The problem/opportunity addressed by metaservices has been worked to death by folks far smarter than I – in particular by well-intentioned developers looking to create better standards for services to share data. But so far solutions have failed to address the market opportunity. I think this is going to change, in the main, because we’ll demand it does.

Let me step back and describe the problem. In short, heavy users of the web depend on scores – sometimes hundreds – of services, all of which work wonderfully for their particular purpose (eBay for auctions, Google for search, OpenTable for restaurant reservations, etc). But these services simply don’t communicate with each other, nor collaborate in a fashion that creates a robust or evolving ecosystem.

The rise of the app economy exacerbates the problem – most apps live in their own closed world, sharing data sparingly, if at all. And while many have suggested that Facebook’s open social graph can help untangle the problem, in fact it only makes it worse, as Fred put it in a recent post (which sparked this Thinking Out Loud session for me):

The people I want to follow on Etsy are not the same people I want to follow on Twitter. The people I want to follow on Svpply are not my Facebook friends. I don’t want to sharemy Foursquare checkins with everyone on Twitter and Facebook.

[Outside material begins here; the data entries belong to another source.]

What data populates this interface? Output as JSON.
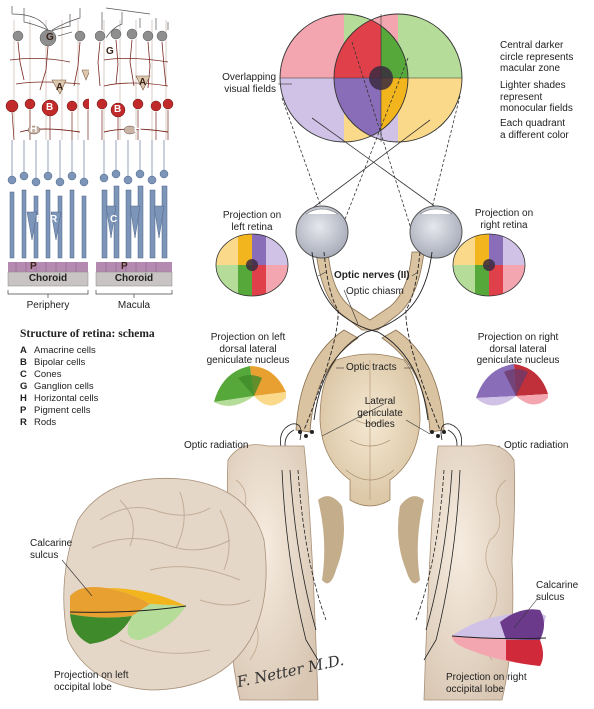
{
  "visual_fields": {
    "overlapping_label": [
      "Overlapping",
      "visual fields"
    ],
    "note_macular": [
      "Central darker",
      "circle represents",
      "macular zone"
    ],
    "note_lighter": [
      "Lighter shades",
      "represent",
      "monocular fields"
    ],
    "note_quadrant": [
      "Each quadrant",
      "a different color"
    ],
    "colors": {
      "red": "#e0404a",
      "green": "#56a83a",
      "purple": "#8a6db8",
      "yellow": "#f2b51e",
      "light_red": "#f3a6b0",
      "light_green": "#b5dc98",
      "light_purple": "#cfc2e6",
      "light_yellow": "#fbd98a"
    }
  },
  "retina": {
    "periphery_label": "Periphery",
    "macula_label": "Macula",
    "choroid_label": "Choroid",
    "cell_letters": {
      "G": "G",
      "A": "A",
      "B": "B",
      "H": "H",
      "R": "R",
      "C": "C",
      "P": "P"
    },
    "legend_title": "Structure of retina: schema",
    "legend": [
      {
        "key": "A",
        "text": "Amacrine cells"
      },
      {
        "key": "B",
        "text": "Bipolar cells"
      },
      {
        "key": "C",
        "text": "Cones"
      },
      {
        "key": "G",
        "text": "Ganglion cells"
      },
      {
        "key": "H",
        "text": "Horizontal cells"
      },
      {
        "key": "P",
        "text": "Pigment cells"
      },
      {
        "key": "R",
        "text": "Rods"
      }
    ]
  },
  "pathway": {
    "proj_left_retina": [
      "Projection on",
      "left retina"
    ],
    "proj_right_retina": [
      "Projection on",
      "right retina"
    ],
    "optic_nerves": "Optic nerves (II)",
    "optic_chiasm": "Optic chiasm",
    "proj_left_lgn": [
      "Projection on left",
      "dorsal lateral",
      "geniculate nucleus"
    ],
    "proj_right_lgn": [
      "Projection on right",
      "dorsal lateral",
      "geniculate nucleus"
    ],
    "optic_tracts": "Optic tracts",
    "lgb": [
      "Lateral",
      "geniculate",
      "bodies"
    ],
    "optic_radiation_left": "Optic radiation",
    "optic_radiation_right": "Optic radiation",
    "calcarine_left": [
      "Calcarine",
      "sulcus"
    ],
    "calcarine_right": [
      "Calcarine",
      "sulcus"
    ],
    "proj_left_occipital": [
      "Projection on left",
      "occipital lobe"
    ],
    "proj_right_occipital": [
      "Projection on right",
      "occipital lobe"
    ]
  },
  "signature": "F. Netter M.D."
}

Like nearly all of us, Fred’s got a social graph instrumentation problem and a service data-sharing problem. Here’s what he suggests:

I would like to be able to run these people through all my social graphs on other services (not just Facebook and Twitter) and also my phone contacts and my emails to help me filter them and quickly add those people if I think they would make the social experience on the specific service useful to me.

When you break it down, what Fred is asking is this:

1. That each service he uses will make the data that he creates available to any other service with which he wishes to share.

2. That each service he uses be capable of leveraging that data.

For that to happen, every app, every site, and every service needs to be more than just an application or a content directory. It needs to be a platform, capable of negotiating ongoing relationships with other platforms on behalf of its customers in real time. This, of course, is what Facebook does already. Soon, I believe, every single service of scale will work in a similar fashion.

When you think about a world in which this idea comes true, all sorts of new services become possible: Metaservices, services which couldn’t exist unless they had the oxygen of other services’ datastreams to consume. At present, I can’t really think of any such services that are currently at scale. (I can think of some promising stuff in early stages – Memolane and Percolate come to mind.)

Sure, tons of services use Facebook connect to leverage our social graph. But that’s a half step. So is authorizing or logging into a site via Twitter. Solves a simple problem, but doesn’t add much value beyond that.

But I’ve noticed a trend of late. While a year ago I’d only see a “service connection” happen between an app and Facebook or Twitter, lately I’ve noticed such connections happening all over the place – with LinkedIn, Google, Foursquare, and many others. I think it’s only a matter of time – and not much of it – before we have a “metaservice” hit on our hands – an entirely new and delightful service that curates our digital lives and adds value above the level of a single site.

Perhaps it’s already out there. What have you seen that qualifies as a metaservice today?